The study proposes an adaptive dose‑escalation scheme for cancer phase I trials. The method is a fully adaptive algorithm that uses all available data at each dose assignment to limit overdose probability while rapidly approaching the maximum tolerated dose, and was evaluated by simulation against several standard designs. Simulations showed the scheme reduced overdosing and toxicities, treated more patients at optimal doses, and estimated the maximum tolerated dose with comparable accuracy and lower bias than existing designs, indicating it is a promising alternative.

Abstract

We describe an adaptive dose escalation scheme for use in cancer phase I clinical trials. The method is fully adaptive, makes use of all the information available at the time of each dose assignment, and directly addresses the ethical need to control the probability of overdosing. It is designed to approach the maximum tolerated dose as fast as possible subject to the constraint that the predicted proportion of patients who receive an overdose does not exceed a specified value.
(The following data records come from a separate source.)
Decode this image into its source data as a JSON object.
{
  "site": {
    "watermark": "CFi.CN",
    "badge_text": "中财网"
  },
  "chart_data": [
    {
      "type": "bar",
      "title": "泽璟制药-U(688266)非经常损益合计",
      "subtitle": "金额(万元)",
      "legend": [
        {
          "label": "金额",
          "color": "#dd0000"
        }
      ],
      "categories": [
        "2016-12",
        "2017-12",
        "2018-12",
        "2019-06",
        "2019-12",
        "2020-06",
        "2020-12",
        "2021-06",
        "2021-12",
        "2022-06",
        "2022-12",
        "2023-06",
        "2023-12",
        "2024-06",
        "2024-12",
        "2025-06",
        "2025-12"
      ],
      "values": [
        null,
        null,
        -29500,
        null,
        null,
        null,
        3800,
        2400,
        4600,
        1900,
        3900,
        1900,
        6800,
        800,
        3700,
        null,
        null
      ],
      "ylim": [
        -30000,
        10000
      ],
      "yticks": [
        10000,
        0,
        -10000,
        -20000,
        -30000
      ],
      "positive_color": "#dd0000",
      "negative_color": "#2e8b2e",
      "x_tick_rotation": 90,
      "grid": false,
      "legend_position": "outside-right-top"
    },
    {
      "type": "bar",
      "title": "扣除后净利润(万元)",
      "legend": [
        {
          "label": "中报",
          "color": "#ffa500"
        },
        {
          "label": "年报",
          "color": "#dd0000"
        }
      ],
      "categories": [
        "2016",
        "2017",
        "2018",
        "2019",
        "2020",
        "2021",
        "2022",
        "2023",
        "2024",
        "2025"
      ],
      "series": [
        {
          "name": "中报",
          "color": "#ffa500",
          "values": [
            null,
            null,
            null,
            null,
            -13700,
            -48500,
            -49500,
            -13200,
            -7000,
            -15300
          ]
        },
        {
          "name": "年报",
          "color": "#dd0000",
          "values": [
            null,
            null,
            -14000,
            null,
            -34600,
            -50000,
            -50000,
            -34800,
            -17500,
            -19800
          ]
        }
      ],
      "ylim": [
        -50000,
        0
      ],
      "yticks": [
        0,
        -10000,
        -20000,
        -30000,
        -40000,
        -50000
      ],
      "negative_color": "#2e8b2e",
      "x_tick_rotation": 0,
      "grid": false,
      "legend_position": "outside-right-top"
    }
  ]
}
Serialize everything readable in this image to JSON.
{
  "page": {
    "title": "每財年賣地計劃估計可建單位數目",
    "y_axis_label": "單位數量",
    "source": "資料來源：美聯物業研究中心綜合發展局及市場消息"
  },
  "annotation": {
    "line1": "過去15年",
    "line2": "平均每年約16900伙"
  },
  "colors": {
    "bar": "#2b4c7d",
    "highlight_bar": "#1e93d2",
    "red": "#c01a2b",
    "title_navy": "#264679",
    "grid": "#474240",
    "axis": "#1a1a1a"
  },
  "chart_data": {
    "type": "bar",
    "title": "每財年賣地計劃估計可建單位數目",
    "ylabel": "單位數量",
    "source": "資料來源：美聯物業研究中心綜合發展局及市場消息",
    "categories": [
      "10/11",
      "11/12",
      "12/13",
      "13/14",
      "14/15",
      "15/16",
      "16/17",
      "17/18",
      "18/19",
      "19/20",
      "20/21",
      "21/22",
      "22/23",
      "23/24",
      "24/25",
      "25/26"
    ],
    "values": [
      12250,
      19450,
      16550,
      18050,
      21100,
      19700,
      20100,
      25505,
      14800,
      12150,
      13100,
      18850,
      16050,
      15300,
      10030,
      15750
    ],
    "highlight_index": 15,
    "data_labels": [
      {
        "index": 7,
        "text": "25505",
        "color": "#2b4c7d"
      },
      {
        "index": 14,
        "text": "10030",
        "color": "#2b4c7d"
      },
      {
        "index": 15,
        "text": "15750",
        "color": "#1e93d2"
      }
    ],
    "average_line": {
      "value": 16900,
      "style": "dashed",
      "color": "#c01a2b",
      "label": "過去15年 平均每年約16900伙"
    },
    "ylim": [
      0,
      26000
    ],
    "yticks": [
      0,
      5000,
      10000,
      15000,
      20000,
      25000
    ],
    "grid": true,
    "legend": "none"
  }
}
We conducted simulations to compare the proposed method with four up-and-down designs, two stochastic approximation methods, and with a variant of the continual reassessment method. The results showed the proposed method effective as a means to control the frequency of overdosing. Relative to the continual reassessment method, our scheme overdosed a smaller proportion of patients, exhibited fewer toxicities and estimated the maximum tolerated dose with comparable accuracy. When compared to the non-parametric schemes, our method treated fewer patients at either subtherapeutic or severely toxic dose levels, treated more patients at optimal dose levels and estimated the maximum tolerated dose with smaller average bias and mean squared error. Hence, the proposed method is promising alternative to currently used cancer phase I clinical trial designs.